The simplest DTO is just a class with typed public properties. No framework, no package — just PHP.

php artisan make:class DTOs/CreateUserDTO

app/DTOs/CreateUserDTO.php:

namespace App\DTOs;
 
class CreateUserDTO
{
public function __construct(
public readonly string $name,
public readonly string $email,
public readonly string $password,
public readonly array $roles = [],
public readonly ?string $start_at = null,
) {}
 
public static function fromRequest(array $validated): self
{
return new self(
name: $validated['name'],
email: $validated['email'],
password: $validated['password'],
roles: $validated['roles'] ?? [],
start_at: $validated['start_at'] ?? null,
);
}
}

Notice we use readonly properties — once a DTO is created, its data shouldn't change. This makes the data flow predictable.
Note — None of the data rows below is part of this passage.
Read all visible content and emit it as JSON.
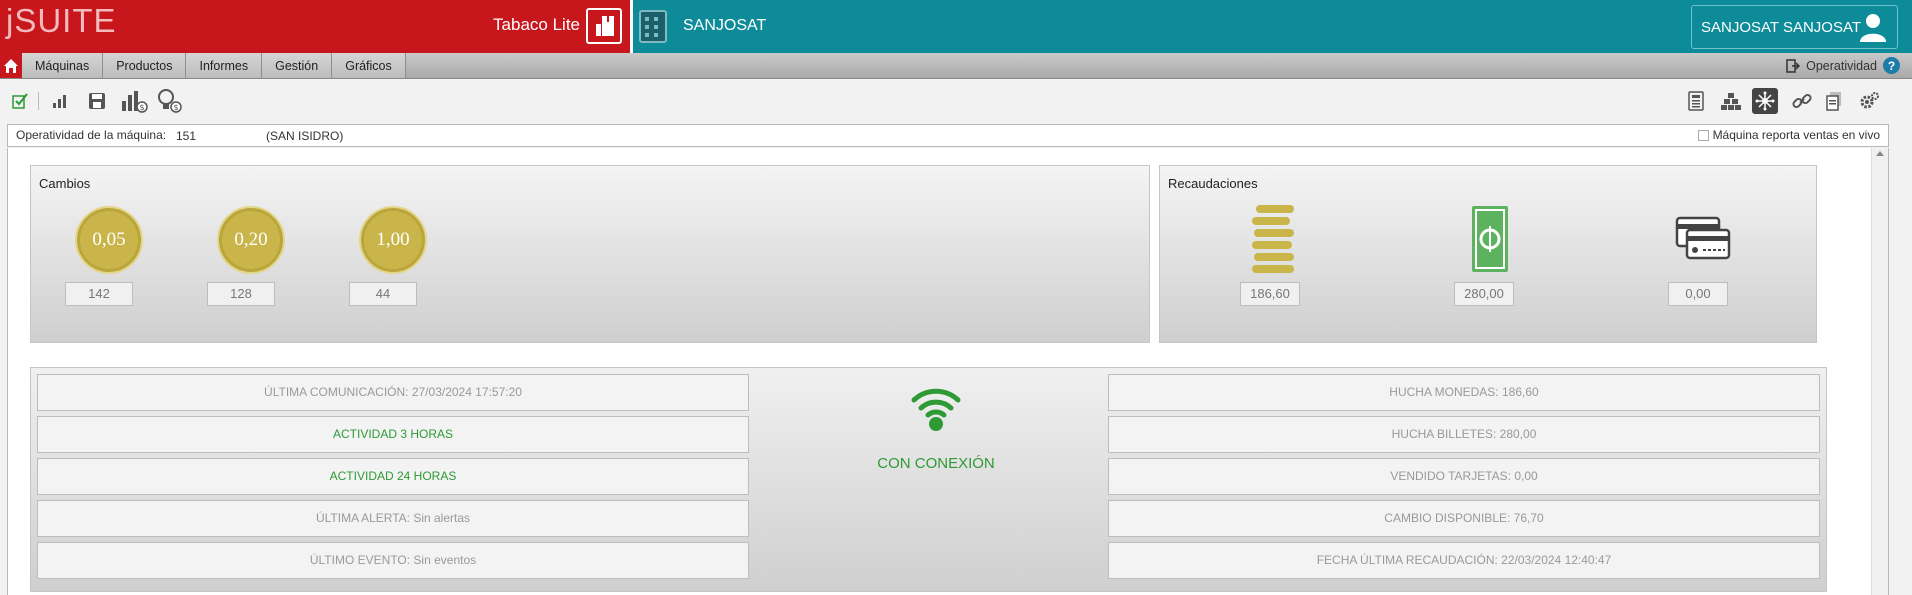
{
  "header": {
    "logo": "jSUITE",
    "product": "Tabaco Lite",
    "company": "SANJOSAT",
    "user": "SANJOSAT SANJOSAT"
  },
  "menu": {
    "items": [
      "Máquinas",
      "Productos",
      "Informes",
      "Gestión",
      "Gráficos"
    ],
    "right_label": "Operatividad",
    "help": "?"
  },
  "operatividad": {
    "label": "Operatividad de la máquina:",
    "machine_number": "151",
    "location": "(SAN ISIDRO)",
    "live_sales_label": "Máquina reporta ventas en vivo"
  },
  "cambios": {
    "title": "Cambios",
    "coins": [
      {
        "denomination": "0,05",
        "count": "142"
      },
      {
        "denomination": "0,20",
        "count": "128"
      },
      {
        "denomination": "1,00",
        "count": "44"
      }
    ]
  },
  "recaudaciones": {
    "title": "Recaudaciones",
    "items": [
      {
        "icon": "coin-stack-icon",
        "value": "186,60"
      },
      {
        "icon": "banknote-icon",
        "value": "280,00"
      },
      {
        "icon": "credit-cards-icon",
        "value": "0,00"
      }
    ]
  },
  "status": {
    "left": [
      {
        "text": "ÚLTIMA COMUNICACIÓN: 27/03/2024 17:57:20",
        "green": false
      },
      {
        "text": "ACTIVIDAD 3 HORAS",
        "green": true
      },
      {
        "text": "ACTIVIDAD 24 HORAS",
        "green": true
      },
      {
        "text": "ÚLTIMA ALERTA: Sin alertas",
        "green": false
      },
      {
        "text": "ÚLTIMO EVENTO: Sin eventos",
        "green": false
      }
    ],
    "connection": "CON CONEXIÓN",
    "right": [
      {
        "text": "HUCHA MONEDAS: 186,60"
      },
      {
        "text": "HUCHA BILLETES: 280,00"
      },
      {
        "text": "VENDIDO TARJETAS: 0,00"
      },
      {
        "text": "CAMBIO DISPONIBLE: 76,70"
      },
      {
        "text": "FECHA ÚLTIMA RECAUDACIÓN: 22/03/2024 12:40:47"
      }
    ]
  },
  "colors": {
    "brand_red": "#c8161d",
    "header_teal": "#0e8b99",
    "status_green": "#2e9a35",
    "coin_gold": "#c9b54a"
  }
}
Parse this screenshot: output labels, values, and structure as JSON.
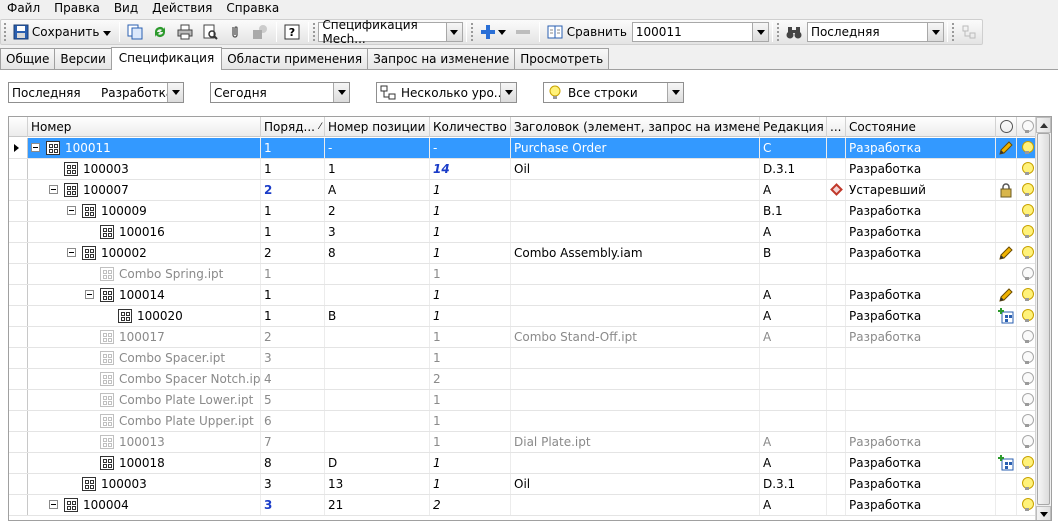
{
  "menu": [
    "Файл",
    "Правка",
    "Вид",
    "Действия",
    "Справка"
  ],
  "toolbar": {
    "save_label": "Сохранить",
    "spec_combo": "Спецификация Mech...",
    "compare_label": "Сравнить",
    "compare_value": "100011",
    "search_value": "Последняя"
  },
  "tabs": [
    "Общие",
    "Версии",
    "Спецификация",
    "Области применения",
    "Запрос на изменение",
    "Просмотреть"
  ],
  "active_tab": 2,
  "filters": {
    "version": "Последняя",
    "state": "Разработка",
    "date": "Сегодня",
    "levels": "Несколько уро...",
    "rows": "Все строки"
  },
  "columns": [
    "Номер",
    "Поряд...",
    "Номер позиции",
    "Количество",
    "Заголовок (элемент, запрос на изменение)",
    "Редакция",
    "...",
    "Состояние"
  ],
  "rows": [
    {
      "level": 0,
      "expand": true,
      "number": "100011",
      "order": "1",
      "pos": "-",
      "qty": "-",
      "title": "Purchase Order",
      "rev": "C",
      "state": "Разработка",
      "selected": true,
      "dim": false,
      "icon": "pencil",
      "bulb": "on"
    },
    {
      "level": 1,
      "expand": false,
      "number": "100003",
      "order": "1",
      "pos": "1",
      "qty": "14",
      "qtyStyle": "blue-italic",
      "title": "Oil",
      "rev": "D.3.1",
      "state": "Разработка",
      "dim": false,
      "bulb": "on"
    },
    {
      "level": 1,
      "expand": true,
      "number": "100007",
      "order": "2",
      "orderStyle": "blue",
      "pos": "A",
      "qty": "1",
      "title": "",
      "rev": "A",
      "state": "Устаревший",
      "obsolete": true,
      "dim": false,
      "icon": "lock",
      "bulb": "on"
    },
    {
      "level": 2,
      "expand": true,
      "number": "100009",
      "order": "1",
      "pos": "2",
      "qty": "1",
      "title": "",
      "rev": "B.1",
      "state": "Разработка",
      "dim": false,
      "bulb": "on"
    },
    {
      "level": 3,
      "expand": false,
      "number": "100016",
      "order": "1",
      "pos": "3",
      "qty": "1",
      "title": "",
      "rev": "A",
      "state": "Разработка",
      "dim": false,
      "bulb": "on"
    },
    {
      "level": 2,
      "expand": true,
      "number": "100002",
      "order": "2",
      "pos": "8",
      "qty": "1",
      "title": "Combo Assembly.iam",
      "rev": "B",
      "state": "Разработка",
      "dim": false,
      "icon": "pencil",
      "bulb": "on"
    },
    {
      "level": 3,
      "expand": false,
      "number": "Combo Spring.ipt",
      "order": "1",
      "pos": "",
      "qty": "1",
      "title": "",
      "rev": "",
      "state": "",
      "dim": true,
      "bulb": "off"
    },
    {
      "level": 3,
      "expand": true,
      "number": "100014",
      "order": "1",
      "pos": "",
      "qty": "1",
      "title": "",
      "rev": "A",
      "state": "Разработка",
      "dim": false,
      "icon": "pencil",
      "bulb": "on"
    },
    {
      "level": 4,
      "expand": false,
      "number": "100020",
      "order": "1",
      "pos": "B",
      "qty": "1",
      "title": "",
      "rev": "A",
      "state": "Разработка",
      "dim": false,
      "icon": "add",
      "bulb": "on"
    },
    {
      "level": 3,
      "expand": false,
      "number": "100017",
      "order": "2",
      "pos": "",
      "qty": "1",
      "title": "Combo Stand-Off.ipt",
      "rev": "A",
      "state": "Разработка",
      "dim": true,
      "bulb": "off"
    },
    {
      "level": 3,
      "expand": false,
      "number": "Combo Spacer.ipt",
      "order": "3",
      "pos": "",
      "qty": "1",
      "title": "",
      "rev": "",
      "state": "",
      "dim": true,
      "bulb": "off"
    },
    {
      "level": 3,
      "expand": false,
      "number": "Combo Spacer Notch.ipt",
      "order": "4",
      "pos": "",
      "qty": "2",
      "title": "",
      "rev": "",
      "state": "",
      "dim": true,
      "bulb": "off"
    },
    {
      "level": 3,
      "expand": false,
      "number": "Combo Plate Lower.ipt",
      "order": "5",
      "pos": "",
      "qty": "1",
      "title": "",
      "rev": "",
      "state": "",
      "dim": true,
      "bulb": "off"
    },
    {
      "level": 3,
      "expand": false,
      "number": "Combo Plate Upper.ipt",
      "order": "6",
      "pos": "",
      "qty": "1",
      "title": "",
      "rev": "",
      "state": "",
      "dim": true,
      "bulb": "off"
    },
    {
      "level": 3,
      "expand": false,
      "number": "100013",
      "order": "7",
      "pos": "",
      "qty": "1",
      "title": "Dial Plate.ipt",
      "rev": "A",
      "state": "Разработка",
      "dim": true,
      "bulb": "off"
    },
    {
      "level": 3,
      "expand": false,
      "number": "100018",
      "order": "8",
      "pos": "D",
      "qty": "1",
      "title": "",
      "rev": "A",
      "state": "Разработка",
      "dim": false,
      "icon": "add",
      "bulb": "on"
    },
    {
      "level": 2,
      "expand": false,
      "number": "100003",
      "order": "3",
      "pos": "13",
      "qty": "1",
      "title": "Oil",
      "rev": "D.3.1",
      "state": "Разработка",
      "dim": false,
      "bulb": "on"
    },
    {
      "level": 1,
      "expand": true,
      "number": "100004",
      "order": "3",
      "orderStyle": "blue",
      "pos": "21",
      "qty": "2",
      "title": "",
      "rev": "A",
      "state": "Разработка",
      "dim": false,
      "bulb": "on"
    }
  ]
}
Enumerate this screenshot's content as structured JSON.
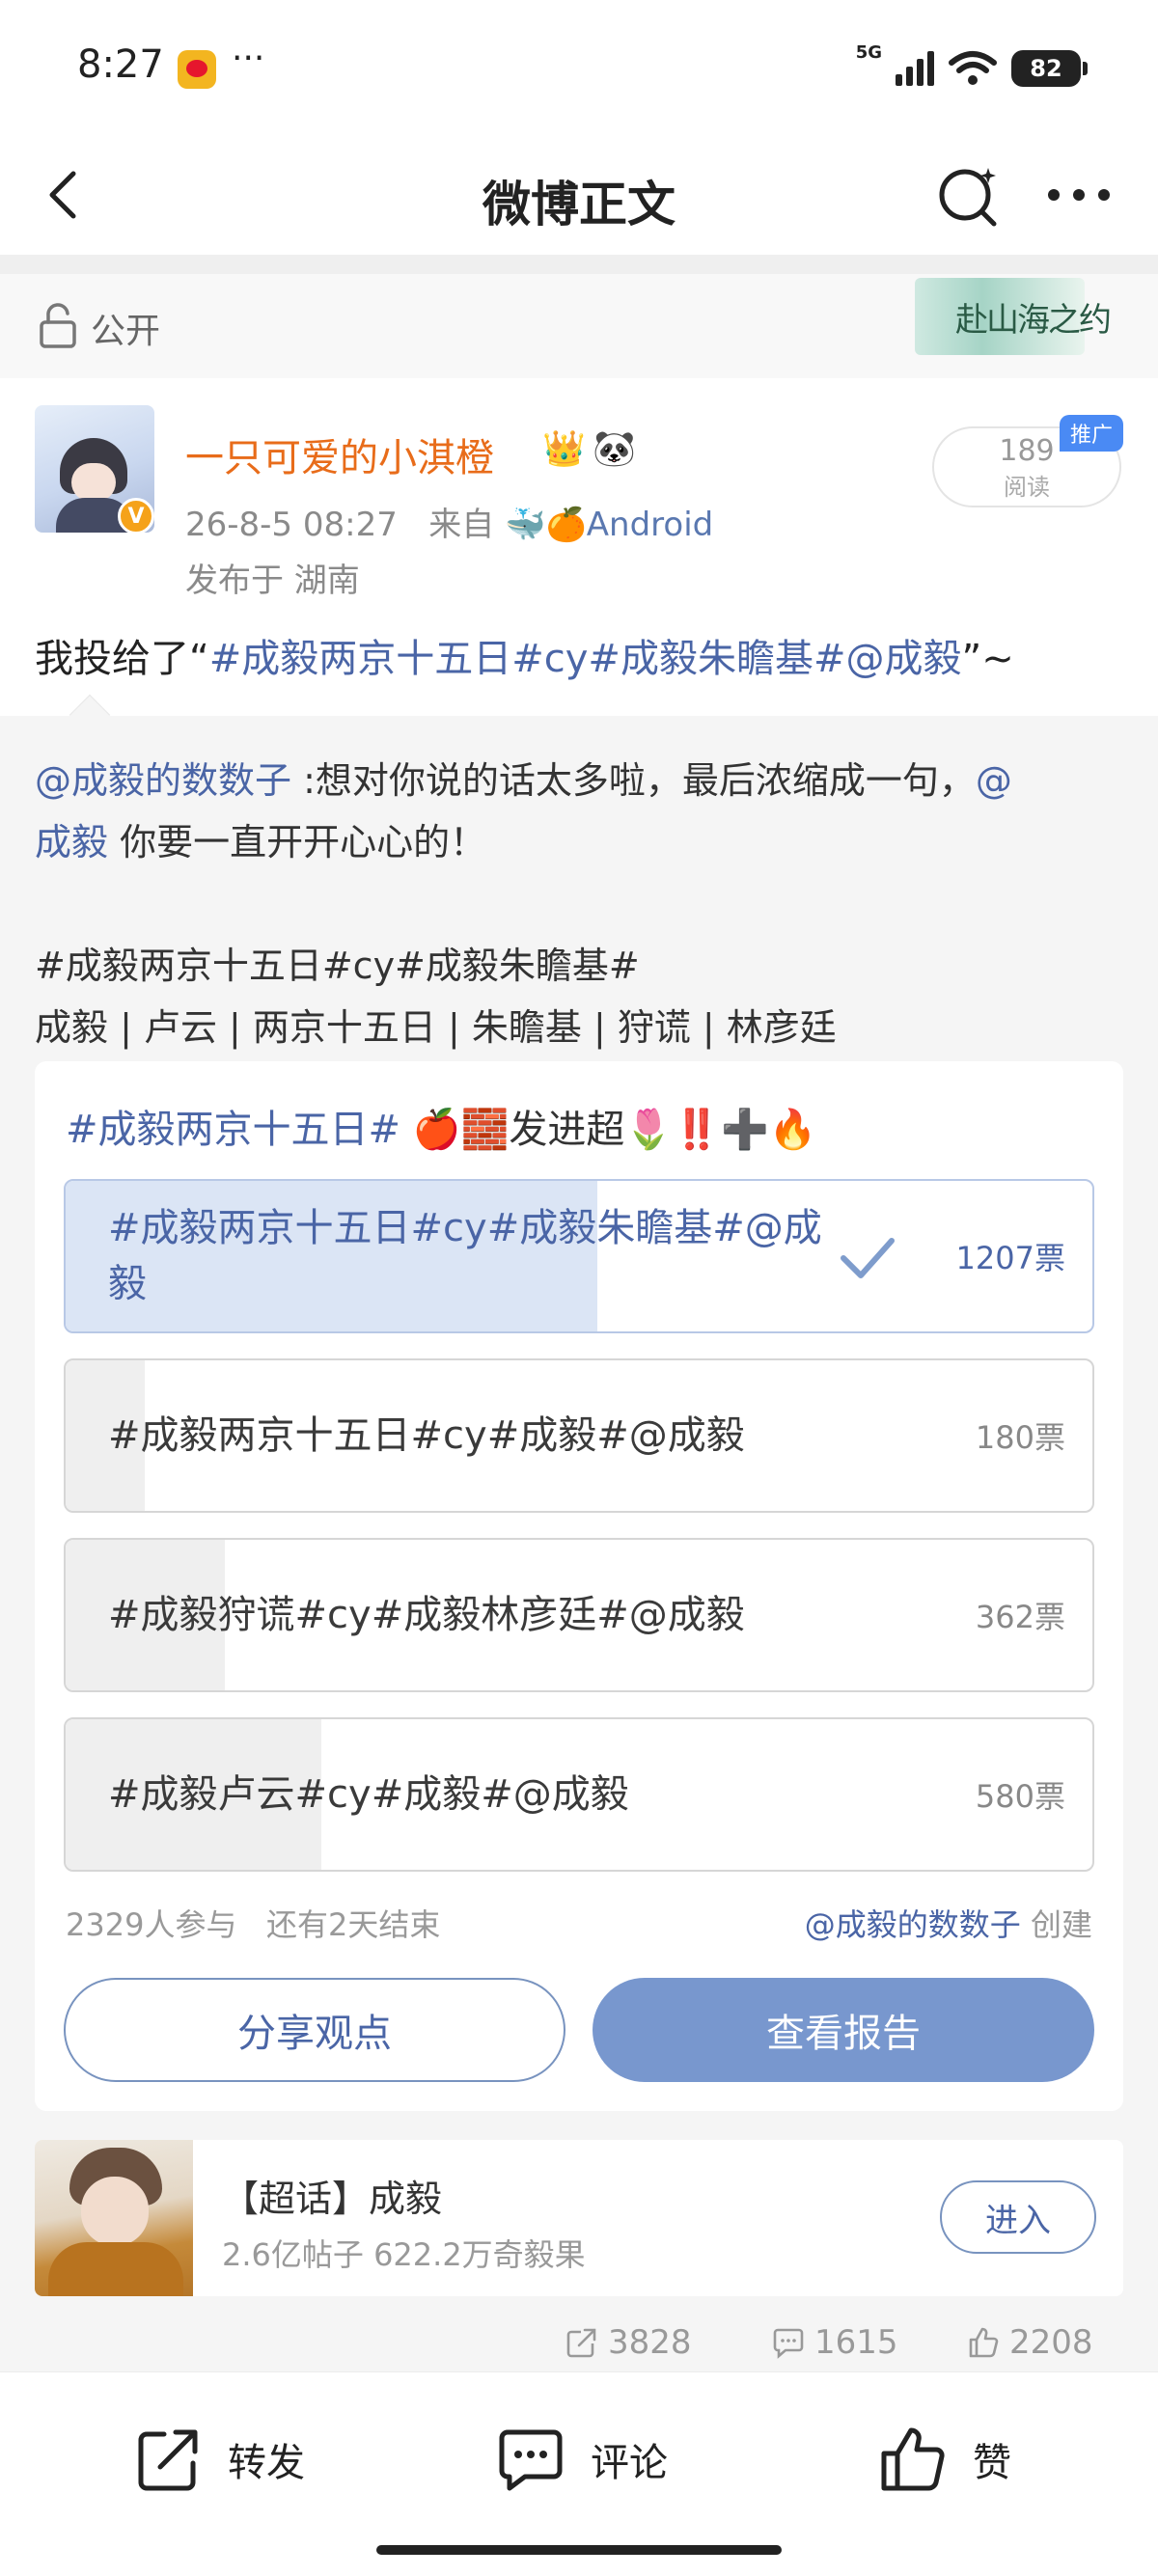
{
  "status_bar": {
    "time": "8:27",
    "dots": "···",
    "network": "5G",
    "battery": "82"
  },
  "nav": {
    "title": "微博正文"
  },
  "visibility": {
    "label": "公开",
    "badge_text": "赴山海之约"
  },
  "post": {
    "username": "一只可爱的小淇橙",
    "user_emoji_1": "👑",
    "user_emoji_2": "🐼",
    "time": "26-8-5 08:27",
    "from_label": "来自",
    "source": "🐳🍊Android",
    "location": "发布于 湖南",
    "reads_count": "189",
    "reads_label": "阅读",
    "promo_tag": "推广",
    "text_prefix": "我投给了“",
    "text_topic": "#成毅两京十五日#cy#成毅朱瞻基#@成毅",
    "text_suffix": "”~"
  },
  "embed": {
    "mention": "@成毅的数数子",
    "line1_text": " :想对你说的话太多啦，最后浓缩成一句，",
    "line1_mention_start": "@",
    "line2_mention": "成毅",
    "line2_text": " 你要一直开开心心的！",
    "tags_line": "#成毅两京十五日#cy#成毅朱瞻基#",
    "keywords_line": "成毅 | 卢云 | 两京十五日 | 朱瞻基  | 狩谎 | 林彦廷"
  },
  "vote": {
    "title_topic": "#成毅两京十五日#",
    "title_text": " 🍎🧱发进超🌷‼️➕🔥",
    "options": [
      {
        "label": "#成毅两京十五日#cy#成毅朱瞻基#@成毅",
        "count": "1207票",
        "votes": 1207,
        "selected": true
      },
      {
        "label": "#成毅两京十五日#cy#成毅#@成毅",
        "count": "180票",
        "votes": 180,
        "selected": false
      },
      {
        "label": "#成毅狩谎#cy#成毅林彦廷#@成毅",
        "count": "362票",
        "votes": 362,
        "selected": false
      },
      {
        "label": "#成毅卢云#cy#成毅#@成毅",
        "count": "580票",
        "votes": 580,
        "selected": false
      }
    ],
    "participants": "2329人参与",
    "remaining": "还有2天结束",
    "creator": "@成毅的数数子",
    "created_label": "创建",
    "share_button": "分享观点",
    "report_button": "查看报告"
  },
  "super_topic": {
    "title": "【超话】成毅",
    "stats": "2.6亿帖子 622.2万奇毅果",
    "enter_button": "进入"
  },
  "stats": {
    "reposts": "3828",
    "comments": "1615",
    "likes": "2208"
  },
  "actions": {
    "repost": "转发",
    "comment": "评论",
    "like": "赞"
  },
  "colors": {
    "link": "#4a65a6",
    "username": "#e86c1a",
    "primary_button": "#7897ce",
    "selected_fill": "#dbe5f5"
  }
}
Now, in the Controller, instead of passing a raw array to the Service:

public function store(StoreUserRequest $request, UserService $userService)
{
$dto = CreateUserDTO::fromRequest($request->validated());
$user = $userService->create($dto);
 
// ...
}

And the Service accepts the DTO instead of an array:

app/Services/UserService.php:

use App\DTOs\CreateUserDTO;
 
class UserService
{
public function create(CreateUserDTO $dto): User
{
$user = User::create([
'name' => $dto->name,
'email' => $dto->email,
'password' => $dto->password,
'start_at' => $dto->start_at,
]);
 
$user->roles()->sync($dto->roles);
 
return $user;
}
}

Now you get autocomplete in your IDE, type checking from PHP, and it's immediately clear what data the Service expects.